I don't think that anyone who has never been self employed can truly understand what it means to be self employed.
most people I see trying to be a professional full time armorer doesn't charge enough for what it takes. They work from home or a property
with little to no overhead. they don't pay shop insurance rates. there company doesn't actually make money to repair replace or upgrade any tools.
They don't charge for the 179.3 emails it takes to actually get the order and then get it finished and mailed out.
they don't think about the 12 hours they spend rummaging through the scrap yard every month.
they don't think about the fact it cost (for example) 450.00 to go to and work a event and on top of that nobody is back at the shop taking care of things, producing
because when you only sell 550.00 at the event that 100.0 "profit" at the event doesn't cover the shop expenses for 5 days.

its really is a lot of work. i spend 20 hours a week in the office, answering emails, doing research for clients, paying bills.

Oh and if you have a return, do you have the money set aside to do that in a proper manner? we are all human and make mistakes, sometimes a mistake warrants a return. or if you rebuild there is shop time being used and not paid for. yeah you hope to make it back 1 day when the original is sold.
armorers get in trouble when they take a big deposit, live on it and then lets say the welder breaks, now they have no money to fix it and a client that's very upset that there product isn't finished remotely on time and the cycle begins.

I periodically do custom motorcycle repairs on tins and such, let me tell you those guys have no issue paying 120.00 per hour.

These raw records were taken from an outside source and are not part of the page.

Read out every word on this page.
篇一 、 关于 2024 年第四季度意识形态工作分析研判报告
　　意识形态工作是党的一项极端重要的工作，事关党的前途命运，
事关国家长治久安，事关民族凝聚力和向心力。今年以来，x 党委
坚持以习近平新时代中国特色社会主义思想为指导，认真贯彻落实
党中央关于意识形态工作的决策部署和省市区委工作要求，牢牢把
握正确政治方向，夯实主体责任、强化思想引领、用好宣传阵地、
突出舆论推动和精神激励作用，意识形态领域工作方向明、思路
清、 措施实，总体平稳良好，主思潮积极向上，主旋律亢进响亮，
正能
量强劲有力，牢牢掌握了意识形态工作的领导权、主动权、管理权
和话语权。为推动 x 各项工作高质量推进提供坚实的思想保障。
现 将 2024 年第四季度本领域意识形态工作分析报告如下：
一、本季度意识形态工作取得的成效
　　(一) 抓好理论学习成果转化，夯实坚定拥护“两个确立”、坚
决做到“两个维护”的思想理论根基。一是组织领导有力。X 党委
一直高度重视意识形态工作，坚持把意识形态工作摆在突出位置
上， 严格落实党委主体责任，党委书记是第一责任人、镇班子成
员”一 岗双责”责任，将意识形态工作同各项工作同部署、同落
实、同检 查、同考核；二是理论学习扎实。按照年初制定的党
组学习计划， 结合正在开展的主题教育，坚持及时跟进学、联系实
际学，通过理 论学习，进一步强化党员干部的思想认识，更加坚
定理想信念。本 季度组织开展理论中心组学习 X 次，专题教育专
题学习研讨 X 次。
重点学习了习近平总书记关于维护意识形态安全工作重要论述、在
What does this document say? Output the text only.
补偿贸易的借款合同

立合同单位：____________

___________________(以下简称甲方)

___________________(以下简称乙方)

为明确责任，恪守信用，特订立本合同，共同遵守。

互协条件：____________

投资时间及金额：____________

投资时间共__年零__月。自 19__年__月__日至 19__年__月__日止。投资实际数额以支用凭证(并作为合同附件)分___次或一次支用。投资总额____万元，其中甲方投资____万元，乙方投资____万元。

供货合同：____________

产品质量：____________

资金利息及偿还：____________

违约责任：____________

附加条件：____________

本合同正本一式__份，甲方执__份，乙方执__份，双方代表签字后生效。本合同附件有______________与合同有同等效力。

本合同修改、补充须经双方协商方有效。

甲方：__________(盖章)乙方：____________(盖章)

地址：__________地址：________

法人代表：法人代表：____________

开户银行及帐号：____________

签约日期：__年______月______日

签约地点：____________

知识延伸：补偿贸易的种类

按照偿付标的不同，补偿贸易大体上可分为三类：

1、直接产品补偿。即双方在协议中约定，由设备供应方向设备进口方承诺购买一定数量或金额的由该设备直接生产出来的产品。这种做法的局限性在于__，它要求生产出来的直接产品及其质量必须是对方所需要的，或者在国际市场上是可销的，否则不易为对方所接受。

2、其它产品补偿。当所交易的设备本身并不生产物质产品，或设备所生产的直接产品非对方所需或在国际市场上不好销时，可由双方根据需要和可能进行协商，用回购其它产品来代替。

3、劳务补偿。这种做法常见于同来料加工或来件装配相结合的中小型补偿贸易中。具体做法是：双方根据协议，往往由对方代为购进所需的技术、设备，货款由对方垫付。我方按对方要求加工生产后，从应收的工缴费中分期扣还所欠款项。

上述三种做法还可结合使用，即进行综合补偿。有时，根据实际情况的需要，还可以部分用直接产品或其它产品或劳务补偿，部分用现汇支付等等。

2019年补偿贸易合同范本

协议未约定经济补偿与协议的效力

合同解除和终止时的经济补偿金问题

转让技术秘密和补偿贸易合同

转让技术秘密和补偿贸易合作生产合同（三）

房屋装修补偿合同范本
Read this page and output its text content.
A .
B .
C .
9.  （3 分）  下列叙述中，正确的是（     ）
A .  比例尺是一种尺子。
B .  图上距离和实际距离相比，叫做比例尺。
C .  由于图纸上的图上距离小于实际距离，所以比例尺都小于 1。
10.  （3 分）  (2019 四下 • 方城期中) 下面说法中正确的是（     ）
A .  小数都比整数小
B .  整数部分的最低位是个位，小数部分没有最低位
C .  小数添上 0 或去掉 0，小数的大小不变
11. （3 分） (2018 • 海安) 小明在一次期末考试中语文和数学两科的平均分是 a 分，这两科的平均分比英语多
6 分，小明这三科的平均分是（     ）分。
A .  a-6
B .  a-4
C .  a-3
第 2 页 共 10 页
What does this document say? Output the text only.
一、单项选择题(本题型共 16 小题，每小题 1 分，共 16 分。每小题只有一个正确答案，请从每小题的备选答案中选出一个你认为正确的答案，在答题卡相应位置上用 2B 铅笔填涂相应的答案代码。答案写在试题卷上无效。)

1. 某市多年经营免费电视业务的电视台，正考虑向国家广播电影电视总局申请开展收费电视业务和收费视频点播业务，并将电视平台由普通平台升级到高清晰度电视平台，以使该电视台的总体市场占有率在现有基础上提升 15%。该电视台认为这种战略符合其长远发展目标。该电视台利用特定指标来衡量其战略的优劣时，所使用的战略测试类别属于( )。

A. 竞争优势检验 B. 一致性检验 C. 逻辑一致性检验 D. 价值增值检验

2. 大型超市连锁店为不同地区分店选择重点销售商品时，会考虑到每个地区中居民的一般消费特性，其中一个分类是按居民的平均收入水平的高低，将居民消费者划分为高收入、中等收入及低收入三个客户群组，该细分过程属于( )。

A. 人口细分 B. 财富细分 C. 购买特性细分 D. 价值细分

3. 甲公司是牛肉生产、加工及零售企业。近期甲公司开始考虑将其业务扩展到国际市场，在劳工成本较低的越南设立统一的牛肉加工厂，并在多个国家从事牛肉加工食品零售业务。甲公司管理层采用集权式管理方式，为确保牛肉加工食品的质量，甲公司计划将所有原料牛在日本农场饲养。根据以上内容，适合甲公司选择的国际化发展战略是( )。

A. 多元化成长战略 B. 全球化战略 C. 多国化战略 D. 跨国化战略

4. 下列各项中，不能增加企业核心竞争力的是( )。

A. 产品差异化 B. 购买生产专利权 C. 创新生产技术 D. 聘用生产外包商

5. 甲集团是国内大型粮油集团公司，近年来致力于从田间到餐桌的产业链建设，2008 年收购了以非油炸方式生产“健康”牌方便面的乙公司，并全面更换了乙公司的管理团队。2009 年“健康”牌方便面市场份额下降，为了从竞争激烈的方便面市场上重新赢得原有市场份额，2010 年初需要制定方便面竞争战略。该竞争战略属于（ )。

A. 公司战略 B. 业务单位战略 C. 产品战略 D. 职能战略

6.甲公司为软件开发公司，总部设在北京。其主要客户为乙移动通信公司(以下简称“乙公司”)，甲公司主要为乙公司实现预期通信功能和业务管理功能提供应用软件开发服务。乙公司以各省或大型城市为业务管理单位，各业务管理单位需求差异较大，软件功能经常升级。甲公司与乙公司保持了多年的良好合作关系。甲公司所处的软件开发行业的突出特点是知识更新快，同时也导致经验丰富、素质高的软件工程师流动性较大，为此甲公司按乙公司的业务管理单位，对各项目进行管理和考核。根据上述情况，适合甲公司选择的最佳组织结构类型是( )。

im not trying to sound like a downer or pissy. there's just a lot of things I've learned. good customer service isn't cheap. Think about it, if you have to be on the phone for 2 hours and then do 3 hours of research and emails that money to keep the shop open comes from somewhere. having a signif with a decent job is a huge bonus, even better if she is a travel agent :) anyways, im have to go back into the shop and work on stuff to pay for the shop time i used righting this lol.